LITERATURA DÁ SAMBA Alexandre Neiva (UERJ) neivadearaujo@yahoo.com.br O objetivo deste artigo é demonstrar a validade da participação do samba-enredo no contexto disciplinar das aulas de língua portuguesa e literatura para que, com isso, se estabeleçam novas interações do aluno com o texto. Como as considerações sobre a fala e a escrita incluem a dificuldade de operar com os fenômenos fônicos da língua, é possível explorar a produção musical com vistas a descrever e documentar a riqueza de nossa língua numa perspectiva diacrônica ou sincrônica.
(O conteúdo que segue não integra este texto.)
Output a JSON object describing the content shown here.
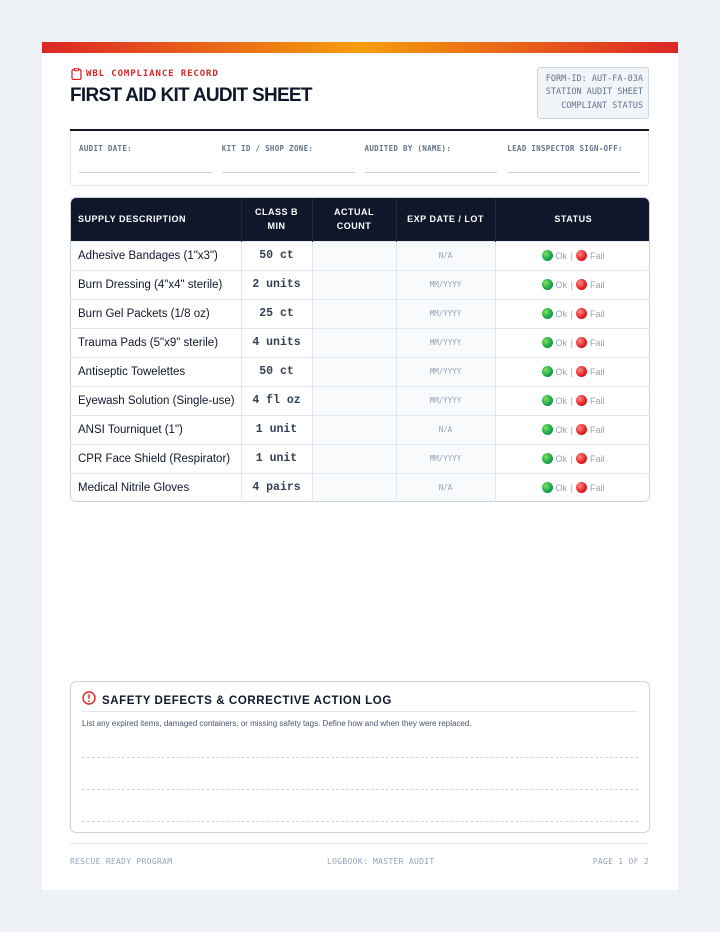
{
  "header": {
    "kicker": "WBL COMPLIANCE RECORD",
    "title": "FIRST AID KIT AUDIT SHEET",
    "form_box": [
      "FORM-ID: AUT-FA-03A",
      "STATION AUDIT SHEET",
      "COMPLIANT STATUS"
    ]
  },
  "meta_fields": [
    {
      "label": "AUDIT DATE:",
      "value": ""
    },
    {
      "label": "KIT ID / SHOP ZONE:",
      "value": ""
    },
    {
      "label": "AUDITED BY (NAME):",
      "value": ""
    },
    {
      "label": "LEAD INSPECTOR SIGN-OFF:",
      "value": ""
    }
  ],
  "table": {
    "columns": {
      "description": "SUPPLY DESCRIPTION",
      "class_b_min": [
        "CLASS B",
        "MIN"
      ],
      "actual_count": [
        "ACTUAL",
        "COUNT"
      ],
      "exp_date_lot": "EXP DATE / LOT",
      "status": "STATUS"
    },
    "status_ok": "Ok",
    "status_fail": "Fail",
    "status_separator": "|",
    "rows": [
      {
        "description": "Adhesive Bandages (1\"x3\")",
        "min": "50 ct",
        "actual": "",
        "exp": "N/A"
      },
      {
        "description": "Burn Dressing (4\"x4\" sterile)",
        "min": "2 units",
        "actual": "",
        "exp": "MM/YYYY"
      },
      {
        "description": "Burn Gel Packets (1/8 oz)",
        "min": "25 ct",
        "actual": "",
        "exp": "MM/YYYY"
      },
      {
        "description": "Trauma Pads (5\"x9\" sterile)",
        "min": "4 units",
        "actual": "",
        "exp": "MM/YYYY"
      },
      {
        "description": "Antiseptic Towelettes",
        "min": "50 ct",
        "actual": "",
        "exp": "MM/YYYY"
      },
      {
        "description": "Eyewash Solution (Single-use)",
        "min": "4 fl oz",
        "actual": "",
        "exp": "MM/YYYY"
      },
      {
        "description": "ANSI Tourniquet (1\")",
        "min": "1 unit",
        "actual": "",
        "exp": "N/A"
      },
      {
        "description": "CPR Face Shield (Respirator)",
        "min": "1 unit",
        "actual": "",
        "exp": "MM/YYYY"
      },
      {
        "description": "Medical Nitrile Gloves",
        "min": "4 pairs",
        "actual": "",
        "exp": "N/A"
      }
    ]
  },
  "defects": {
    "title": "SAFETY DEFECTS & CORRECTIVE ACTION LOG",
    "description": "List any expired items, damaged containers, or missing safety tags. Define how and when they were replaced."
  },
  "footer": {
    "left": "RESCUE READY PROGRAM",
    "center": "LOGBOOK: MASTER AUDIT",
    "right": "PAGE 1 OF 2"
  },
  "colors": {
    "accent_red": "#dc2626",
    "accent_amber": "#f59e0b",
    "header_navy": "#0f172a",
    "status_ok": "#16a34a",
    "status_fail": "#e11d1d"
  },
  "icons": {
    "kicker": "clipboard-icon",
    "defects": "alert-circle-icon",
    "status_ok": "green-dot-icon",
    "status_fail": "red-dot-icon"
  }
}
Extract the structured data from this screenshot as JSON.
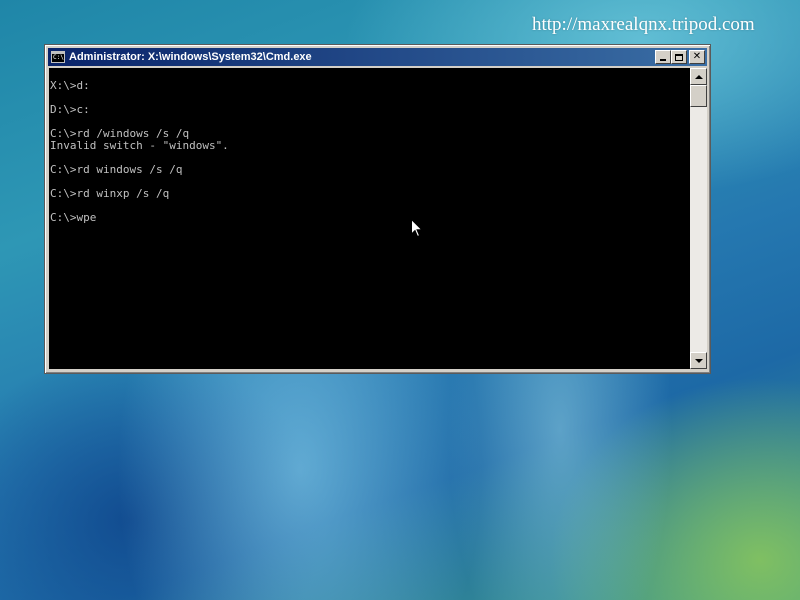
{
  "desktop": {
    "watermark": "http://maxrealqnx.tripod.com"
  },
  "window": {
    "title": "Administrator: X:\\windows\\System32\\Cmd.exe",
    "icon": "cmd-window-icon",
    "icon_text": "C:\\",
    "buttons": [
      "minimize",
      "maximize",
      "close"
    ],
    "close_glyph": "✕"
  },
  "console": {
    "lines": [
      "",
      "X:\\>d:",
      "",
      "D:\\>c:",
      "",
      "C:\\>rd /windows /s /q",
      "Invalid switch - \"windows\".",
      "",
      "C:\\>rd windows /s /q",
      "",
      "C:\\>rd winxp /s /q",
      "",
      "C:\\>wpe"
    ]
  },
  "scrollbar": {
    "position": 0
  },
  "colors": {
    "console_bg": "#000000",
    "console_text": "#c0c0c0",
    "title_bar_start": "#0a246a",
    "title_bar_end": "#3a6ea5",
    "window_frame": "#d4d0c8"
  }
}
Portanto, a letra de um samba-enredo pode ser u- tilizada como um material de alta produtividade nas aulas de língua portuguesa. Uma letra de samba-enredo, mesmo de uma estrutura simples, pode oferecer boas oportunidades de análise da estruturação linguística, seja do ponto de vista da seleção do vocabulário, da organização dos termos na oração, seja dos efeitos fônicos ou semânticos pretendidos. As letras oferecem rico exemplário para estudo, tornando as aulas bem mais interessantes e participativas. Qual o significado de samba-enredo? O samba-enredo, também chamado de samba de enredo, é um subgênero do samba moderno, surgido no Rio de Janeiro em 1930, feito especificamente para o desfile de uma escola de samba. Neste período, convém aclarar, as estações de rádio, em plena difusão pelo Brasil, passam a tocar os sambas para os lares. O samba surgiu da mistura de estilos musicais de origem africana e brasileira. É tocado com instrumentos de percussão (tambores e surdos) e acompanhado por violão e cavaquinho. Geralmente, as letras dos sambas-enredo contam a vida e o cotidiano de quem mora nas cidades, com destaque para as populações pobres. O termo samba de origem africana tem seu significado ligado às danças típicas tribais do continente. As raízes do samba foram fincadas em solo brasileiro na época do Brasil Colonial com a chegada da mão-deobra escrava em nosso país.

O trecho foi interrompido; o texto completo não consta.